Comprehensive analysis of constructing hybrid stars with a renormalization group-consistent Nambu-Jona-Lasino model

¹ Hamburger Sternwarte, University of Hamburg, Gojenbergsweg 112, 21029 Hamburg, Germany
² Institut für Theoretische Physik, Goethe Universität, Max-von-Laue-Str. 1, D-60438 Frankfurt am Main, Germany
³ Technische Universität Darmstadt, Fachbereich Physik, Institut für Kernphysik, Theoriezentrum, Schlossgartenstr. 2, D-64289 Darmstadt, Germany

^⋆ Corresponding authors: jan-erik.christian@uni-hamburg.de, rather@astro.uni-frankfurt.de, mohammadhossein.gholami@tu-darmstadt.de

Received: 2 April 2025
Accepted: 22 July 2025

Abstract

We investigate the properties of hadronic and quark matter that would allow for a first-order phase transition within neutron stars.

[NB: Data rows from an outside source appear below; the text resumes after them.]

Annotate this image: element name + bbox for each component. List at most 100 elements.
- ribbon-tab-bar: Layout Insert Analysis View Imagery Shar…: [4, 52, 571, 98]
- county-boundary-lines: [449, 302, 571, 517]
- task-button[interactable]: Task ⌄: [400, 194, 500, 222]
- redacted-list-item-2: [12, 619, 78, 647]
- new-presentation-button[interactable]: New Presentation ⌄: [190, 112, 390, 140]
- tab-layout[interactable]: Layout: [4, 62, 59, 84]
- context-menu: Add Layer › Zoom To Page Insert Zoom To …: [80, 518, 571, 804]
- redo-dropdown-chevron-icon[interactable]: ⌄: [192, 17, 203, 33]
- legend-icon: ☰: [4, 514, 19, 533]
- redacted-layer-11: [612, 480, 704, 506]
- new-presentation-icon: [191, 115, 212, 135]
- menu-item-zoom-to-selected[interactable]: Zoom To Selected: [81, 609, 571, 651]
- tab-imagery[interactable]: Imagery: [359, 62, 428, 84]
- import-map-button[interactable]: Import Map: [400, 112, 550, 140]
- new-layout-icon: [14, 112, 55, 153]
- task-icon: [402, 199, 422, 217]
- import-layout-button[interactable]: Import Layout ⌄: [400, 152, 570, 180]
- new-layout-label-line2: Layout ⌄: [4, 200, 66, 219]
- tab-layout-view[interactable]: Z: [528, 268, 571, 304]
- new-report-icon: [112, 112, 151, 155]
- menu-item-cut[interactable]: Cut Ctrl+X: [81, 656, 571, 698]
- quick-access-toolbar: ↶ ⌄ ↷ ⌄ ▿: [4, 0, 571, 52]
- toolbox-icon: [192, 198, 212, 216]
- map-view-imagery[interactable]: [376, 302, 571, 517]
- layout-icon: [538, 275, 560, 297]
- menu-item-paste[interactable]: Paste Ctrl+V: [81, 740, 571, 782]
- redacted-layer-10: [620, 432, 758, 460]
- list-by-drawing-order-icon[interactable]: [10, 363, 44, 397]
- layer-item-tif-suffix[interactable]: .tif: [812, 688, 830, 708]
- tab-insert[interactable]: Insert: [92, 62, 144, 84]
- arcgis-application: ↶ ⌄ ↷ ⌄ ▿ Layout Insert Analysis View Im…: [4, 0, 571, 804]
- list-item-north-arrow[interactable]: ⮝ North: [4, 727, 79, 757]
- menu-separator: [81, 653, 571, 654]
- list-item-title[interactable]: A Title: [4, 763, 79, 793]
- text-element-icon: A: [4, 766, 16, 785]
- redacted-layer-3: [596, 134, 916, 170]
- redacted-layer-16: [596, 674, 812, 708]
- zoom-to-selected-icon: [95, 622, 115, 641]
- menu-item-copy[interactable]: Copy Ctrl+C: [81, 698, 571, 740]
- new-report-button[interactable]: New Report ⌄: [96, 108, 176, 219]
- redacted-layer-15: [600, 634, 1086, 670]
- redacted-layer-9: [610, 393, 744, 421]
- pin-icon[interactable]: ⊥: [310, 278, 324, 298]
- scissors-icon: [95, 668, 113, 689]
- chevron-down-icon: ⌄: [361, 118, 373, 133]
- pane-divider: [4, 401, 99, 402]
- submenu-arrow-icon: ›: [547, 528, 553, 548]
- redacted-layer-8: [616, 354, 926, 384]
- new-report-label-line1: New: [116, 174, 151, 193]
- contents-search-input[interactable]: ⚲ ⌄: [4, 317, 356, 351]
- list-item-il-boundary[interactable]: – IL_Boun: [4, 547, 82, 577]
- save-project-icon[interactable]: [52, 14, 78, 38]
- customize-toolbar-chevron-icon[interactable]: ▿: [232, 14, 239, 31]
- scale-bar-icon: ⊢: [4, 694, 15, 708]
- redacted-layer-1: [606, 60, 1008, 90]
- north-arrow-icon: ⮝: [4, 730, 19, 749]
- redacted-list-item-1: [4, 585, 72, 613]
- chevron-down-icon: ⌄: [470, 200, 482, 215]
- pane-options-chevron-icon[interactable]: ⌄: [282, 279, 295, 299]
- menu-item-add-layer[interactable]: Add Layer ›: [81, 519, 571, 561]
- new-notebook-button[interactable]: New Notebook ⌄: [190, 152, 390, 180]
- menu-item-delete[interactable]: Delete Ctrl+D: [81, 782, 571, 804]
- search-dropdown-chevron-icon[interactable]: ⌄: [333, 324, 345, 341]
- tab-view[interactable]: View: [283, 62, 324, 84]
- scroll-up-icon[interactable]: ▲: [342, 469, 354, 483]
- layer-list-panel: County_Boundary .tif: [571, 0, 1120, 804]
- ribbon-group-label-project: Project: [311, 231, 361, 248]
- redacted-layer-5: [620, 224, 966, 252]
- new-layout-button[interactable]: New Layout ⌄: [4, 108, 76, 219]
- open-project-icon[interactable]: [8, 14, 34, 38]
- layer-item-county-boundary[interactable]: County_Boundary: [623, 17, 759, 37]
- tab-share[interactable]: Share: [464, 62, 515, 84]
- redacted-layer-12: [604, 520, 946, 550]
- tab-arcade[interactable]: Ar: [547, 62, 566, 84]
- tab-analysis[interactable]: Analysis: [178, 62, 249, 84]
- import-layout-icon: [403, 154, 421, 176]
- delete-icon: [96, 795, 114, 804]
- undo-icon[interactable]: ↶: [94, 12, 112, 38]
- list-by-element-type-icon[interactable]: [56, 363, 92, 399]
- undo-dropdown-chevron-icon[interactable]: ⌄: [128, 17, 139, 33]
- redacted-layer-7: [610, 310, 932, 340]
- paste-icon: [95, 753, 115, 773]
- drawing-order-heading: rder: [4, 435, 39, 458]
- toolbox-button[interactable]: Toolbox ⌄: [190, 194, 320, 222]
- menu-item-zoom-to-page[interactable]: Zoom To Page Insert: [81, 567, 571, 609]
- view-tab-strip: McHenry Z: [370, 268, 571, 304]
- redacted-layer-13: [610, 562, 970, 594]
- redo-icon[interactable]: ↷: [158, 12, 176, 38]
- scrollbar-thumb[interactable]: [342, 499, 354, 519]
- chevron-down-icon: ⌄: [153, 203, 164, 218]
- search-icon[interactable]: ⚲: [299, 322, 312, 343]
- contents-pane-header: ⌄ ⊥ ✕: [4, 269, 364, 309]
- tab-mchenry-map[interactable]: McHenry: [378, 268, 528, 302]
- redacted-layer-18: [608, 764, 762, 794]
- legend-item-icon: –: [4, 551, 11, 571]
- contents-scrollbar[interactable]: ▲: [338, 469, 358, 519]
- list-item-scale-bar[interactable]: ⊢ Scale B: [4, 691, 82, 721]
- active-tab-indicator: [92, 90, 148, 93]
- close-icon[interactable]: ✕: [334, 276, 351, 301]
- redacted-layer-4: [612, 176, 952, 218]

To this end, we use a parameterizable relativistic mean-field description for the hadronic phase and a renormalization group-consistent Nambu-Jona-Lasino model for the quark phase. This also enables us to consider sequential phase transitions involving a two-flavor color-superconducting and a color-flavor-locked phase. We find large ranges for all parameters that permit a phase transition, even when constrained by current astrophysical data. We further attempt to filter out parameter sets with a high chance of detectability by mass-radius measurement, i.e., stars with an identical mass but different radii, so-called twin stars. However, we find that such configurations lie outside the constrained parameter spaces. Instead, most of the mass-radius relations that feature a phase transition appear to be indistinguishable from a purely hadronic description.